The hardest part for him is something we can all relate to, no matter our goals.

“The hardest part is just the excuses. All the time, I think, Man, I have so much to do today or I just don’t have the time, whatever it is, that’s the hardest part, just pushing past those excuses. The best part, though? The food. That burger at the end of the week!”

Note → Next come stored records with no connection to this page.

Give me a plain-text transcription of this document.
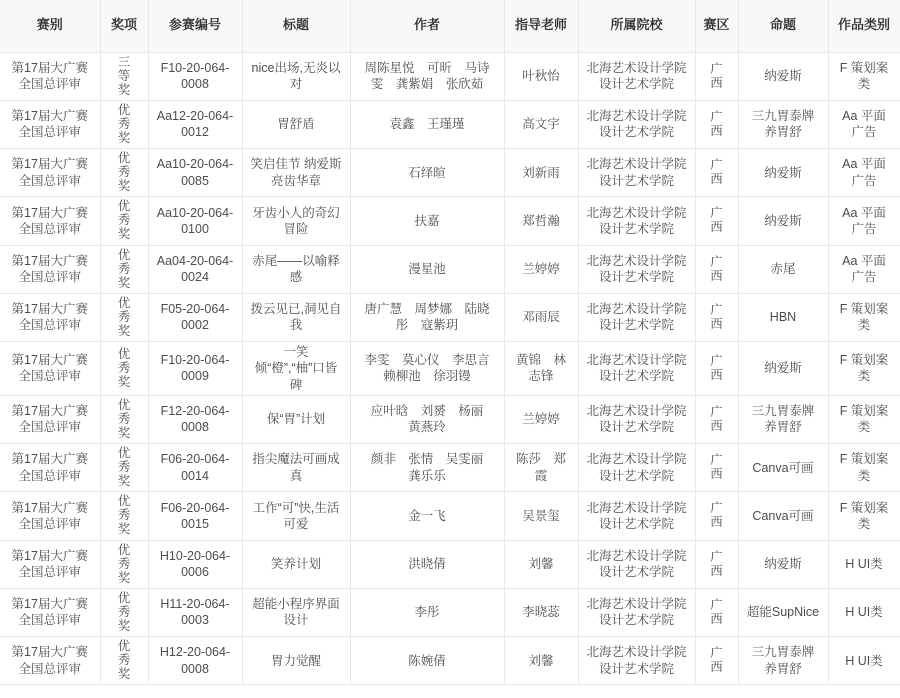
赛别	奖项	参赛编号	标题	作者	指导老师	所属院校	赛区	命题	作品类别
第17届大广赛全国总评审	三等奖	F10-20-064-0008	nice出场,无炎以对	周陈星悦　可昕　马诗雯　龚紫娟　张欣茹	叶秋怡	北海艺术设计学院设计艺术学院	广西	纳爱斯	F 策划案类
第17届大广赛全国总评审	优秀奖	Aa12-20-064-0012	胃舒盾	袁鑫　王瑾瑾	高文宇	北海艺术设计学院设计艺术学院	广西	三九胃泰牌养胃舒	Aa 平面广告
第17届大广赛全国总评审	优秀奖	Aa10-20-064-0085	笑启佳节 纳爱斯亮齿华章	石绎暄	刘新雨	北海艺术设计学院设计艺术学院	广西	纳爱斯	Aa 平面广告
第17届大广赛全国总评审	优秀奖	Aa10-20-064-0100	牙齿小人的奇幻冒险	扶嘉	郑哲瀚	北海艺术设计学院设计艺术学院	广西	纳爱斯	Aa 平面广告
第17届大广赛全国总评审	优秀奖	Aa04-20-064-0024	赤尾——以喻释感	漫星池	兰婷婷	北海艺术设计学院设计艺术学院	广西	赤尾	Aa 平面广告
第17届大广赛全国总评审	优秀奖	F05-20-064-0002	拨云见已,洞见自我	唐广慧　周梦娜　陆晓彤　寇紫玥	邓雨辰	北海艺术设计学院设计艺术学院	广西	HBN	F 策划案类
第17届大广赛全国总评审	优秀奖	F10-20-064-0009	一笑倾“橙”,“柚”口皆碑	李雯　莫心仪　李思言　赖柳池　徐羽镘	黄锦　林志锋	北海艺术设计学院设计艺术学院	广西	纳爱斯	F 策划案类
第17届大广赛全国总评审	优秀奖	F12-20-064-0008	保“胃”计划	应叶晗　刘赟　杨丽　黄燕玲	兰婷婷	北海艺术设计学院设计艺术学院	广西	三九胃泰牌养胃舒	F 策划案类
第17届大广赛全国总评审	优秀奖	F06-20-064-0014	指尖魔法可画成真	颜非　张情　吴雯丽　龚乐乐	陈莎　郑霞	北海艺术设计学院设计艺术学院	广西	Canva可画	F 策划案类
第17届大广赛全国总评审	优秀奖	F06-20-064-0015	工作“可”快,生活可爱	金一飞	吴景玺	北海艺术设计学院设计艺术学院	广西	Canva可画	F 策划案类
第17届大广赛全国总评审	优秀奖	H10-20-064-0006	笑养计划	洪晓倩	刘馨	北海艺术设计学院设计艺术学院	广西	纳爱斯	H UI类
第17届大广赛全国总评审	优秀奖	H11-20-064-0003	超能小程序界面设计	李彤	李晓蕊	北海艺术设计学院设计艺术学院	广西	超能SupNice	H UI类
第17届大广赛全国总评审	优秀奖	H12-20-064-0008	胃力觉醒	陈婉倩	刘馨	北海艺术设计学院设计艺术学院	广西	三九胃泰牌养胃舒	H UI类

For all those wanting to make a change in their lives, Del Real has a few words of wisdom. “My advice is to set small goals and achieve them. Like, your goal could be to go to the gym four days in a row. So, go out and achieve that. Also, not meeting those goals is okay. Just keep trying. Also, just living a healthier lifestyle that’s good for them and for the people they love. “You just have to think, I can do this. I know that sounds really cookie-cutter, but it’s real life,” Del Real emphasizes. “There are people out there with bigger transformations than me, and I’m sure they had a mindset like that. You just have to believe you can do it, and you can.”